Warren has attempted 'unfolding folding' (607).  For him, the fold helps 'us to play tricks with scale, proportion and dimension' as we fold in a way that is like doodling.  Professional folders like bookbinders or origami artists can develop this as 'full-fill-ment'.  He read Deleuze on the fold, [The Fold, not the book on Foucault which is much simpler] and liked particularly one of his potty drawings [reproduced on 607]. Although the text was 'quite dense' [!], the picture helped.  His musings appear as exhibit 12 [below].  He played with the picture inverted it and squeezed it 'anamoprphicallly'.  He explains that this involves developing a non- Euclidean notion of space, just as in Deleuze's words.  He realized that the old split between subject and object could be replaced by a notion 'superject~ objectile' (608),[so we also accept Whitehead's ontology?]  related by inflections [as Leibniz conceived them -- points where tangents touch curves?] , producing folds within folds: 'this is not a question of understanding what this means, but the pluralities of meanings it generates for understandings' [so don't bother with actual Deleuze, use it as a personal ideology?]. [Sellers has missed the main implication for me that there is no separation between subject and object, and that points of view are provided by reality itself, while human subjects merely take them up. Pov include nice subjective 'personal' meanings of the text. Creative writing gets nowhere if it does not acknowledge the connection between the creative subject and the objects it discusses? One of the sentences he has underlined makes that point really clearly. The point of anamorphosis is to demonstrate that subject/object interconnection The text is difficult,but more might have been done to see what Deleuze's actual argument  was getting at rather than leaving that and sauntering off on your own? For my take on the fold etc see my notes here]
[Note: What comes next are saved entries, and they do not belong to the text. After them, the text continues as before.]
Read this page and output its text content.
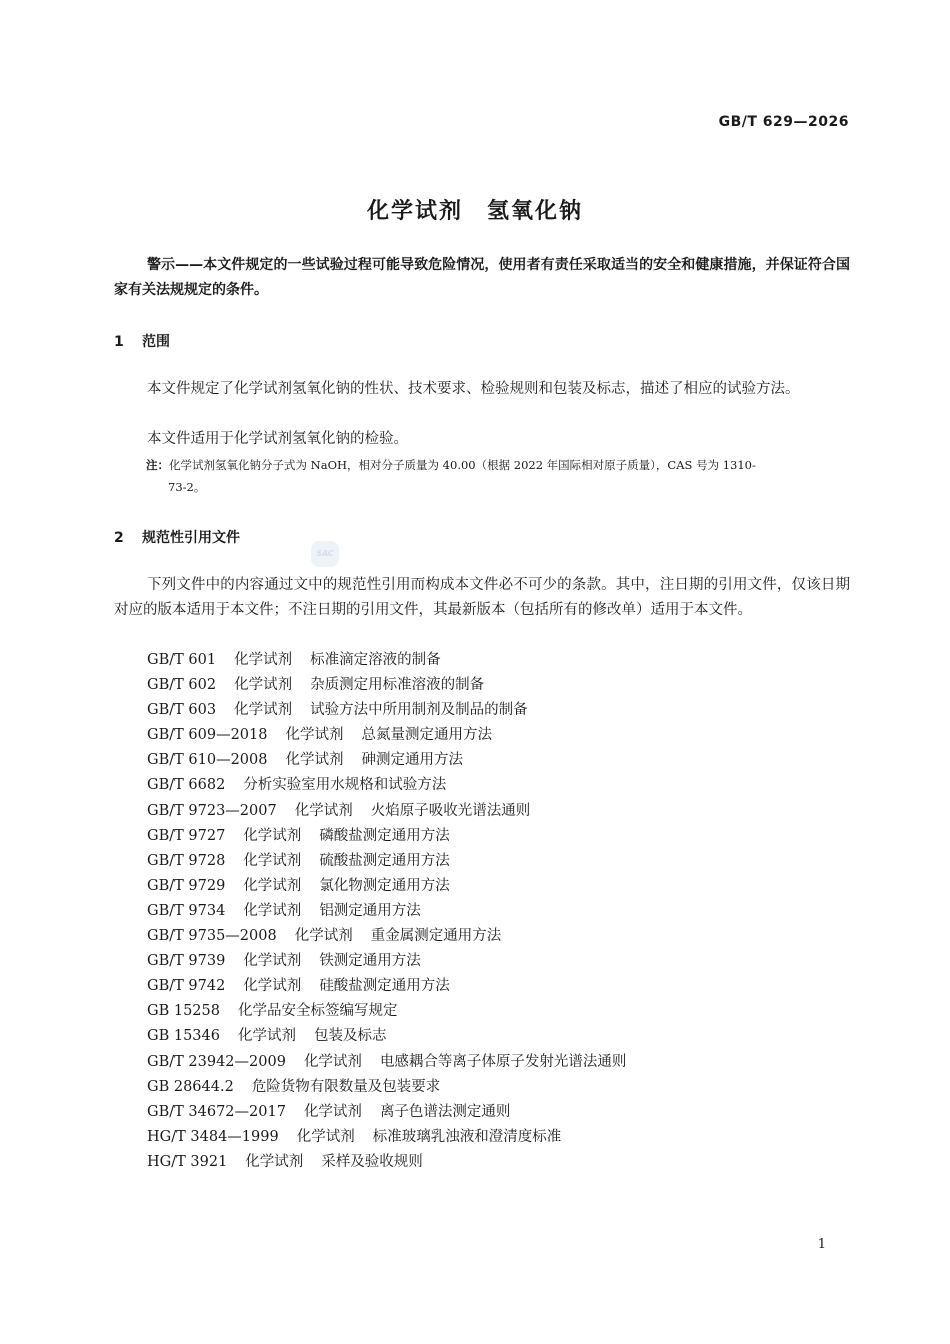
GB/T 629—2026
化学试剂　氢氧化钠
警示——本文件规定的一些试验过程可能导致危险情况，使用者有责任采取适当的安全和健康措施，并保证符合国家有关法规规定的条件。
1 范围
本文件规定了化学试剂氢氧化钠的性状、技术要求、检验规则和包装及标志，描述了相应的试验方法。
本文件适用于化学试剂氢氧化钠的检验。
注：化学试剂氢氧化钠分子式为 NaOH，相对分子质量为 40.00（根据 2022 年国际相对原子质量），CAS 号为 1310-
73-2。
2 规范性引用文件
SAC
下列文件中的内容通过文中的规范性引用而构成本文件必不可少的条款。其中，注日期的引用文件，仅该日期对应的版本适用于本文件；不注日期的引用文件，其最新版本（包括所有的修改单）适用于本文件。
GB/T 601 化学试剂 标准滴定溶液的制备
GB/T 602 化学试剂 杂质测定用标准溶液的制备
GB/T 603 化学试剂 试验方法中所用制剂及制品的制备
GB/T 609—2018 化学试剂 总氮量测定通用方法
GB/T 610—2008 化学试剂 砷测定通用方法
GB/T 6682 分析实验室用水规格和试验方法
GB/T 9723—2007 化学试剂 火焰原子吸收光谱法通则
GB/T 9727 化学试剂 磷酸盐测定通用方法
GB/T 9728 化学试剂 硫酸盐测定通用方法
GB/T 9729 化学试剂 氯化物测定通用方法
GB/T 9734 化学试剂 铝测定通用方法
GB/T 9735—2008 化学试剂 重金属测定通用方法
GB/T 9739 化学试剂 铁测定通用方法
GB/T 9742 化学试剂 硅酸盐测定通用方法
GB 15258 化学品安全标签编写规定
GB 15346 化学试剂 包装及标志
GB/T 23942—2009 化学试剂 电感耦合等离子体原子发射光谱法通则
GB 28644.2 危险货物有限数量及包装要求
GB/T 34672—2017 化学试剂 离子色谱法测定通则
HG/T 3484—1999 化学试剂 标准玻璃乳浊液和澄清度标准
HG/T 3921 化学试剂 采样及验收规则
1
Because Deleuze and Guattari worked together, so did Sellers and Gough.  We need to pay more attention to Guattari, as a psychoanalyst and activist, hoping to overcome impasses and blocks, to help people break out from bureaucracy and to develop lines of flight.  He tells us that the outsider can help us by suggesting 'an otherness~other-wise'(609).  This is how writing together helps to develop 'immanent emergent meaning - making: releasing rhizomes flush with matters of expression affecting the micro political', operating at local levels to thwart dominant subjectivity in Integrated World Capitalism. 

Overall, education should involve collaboration to produce thinking differently.  This involves a recognition that the world is always in flux, and this is generative and positive.  'Change is not a problem, rather, we need to think differently about change' (609) [reduced to the banalities of change management here?].  So climates are always already changing, and we should not necessarily see this as a crisis.  This could be redundant way of thinking.

Over to the reader.  We are invited to 'stretch all our thinking into/across a meta discourse fold'.  They are urge us to see their work as 'the flowing of the emerging thinking of readers ~ writers recursively reading ~ writing ~ thinking'.  A list of their particular interests follows as a small diagram, although we should see this as them performing 'an assemblage of empathetic responses to thinking (differently) with Deleuze'.

[A classic example really of 'applying' Deleuze. Very selective, with the work on the subject ducked in particular, almost as much as Guattari's conservatism and emphasis on social reproduction.  What they have done here is to cherry pick terms, the usual suspects such as rhizomes and lines of flight, or occasionally even single sentences about science fiction {although no mention of HP Lovecraft}, and even, God help us, ants.  Nothing on faciality, which might be odd for an artist?  Gallant attempts to tangle with the stuff on the fold, but, typically, this material is just used to legitimise and dignify some existing thoughts.  These two seem to have been quite happy with the other grand theories to legitimise their thoughts before they encountered Deleuze and Guattari, particularly ANT, but also Haraway.  Horrible defensive tone throughout here, especially with Sellers—the poor bastard seems to have been thrown in at the deep end.  Overall, it all becomes just a licence for bourgeois 'creative thinking' for those who do not prosper in educational bureaucracies].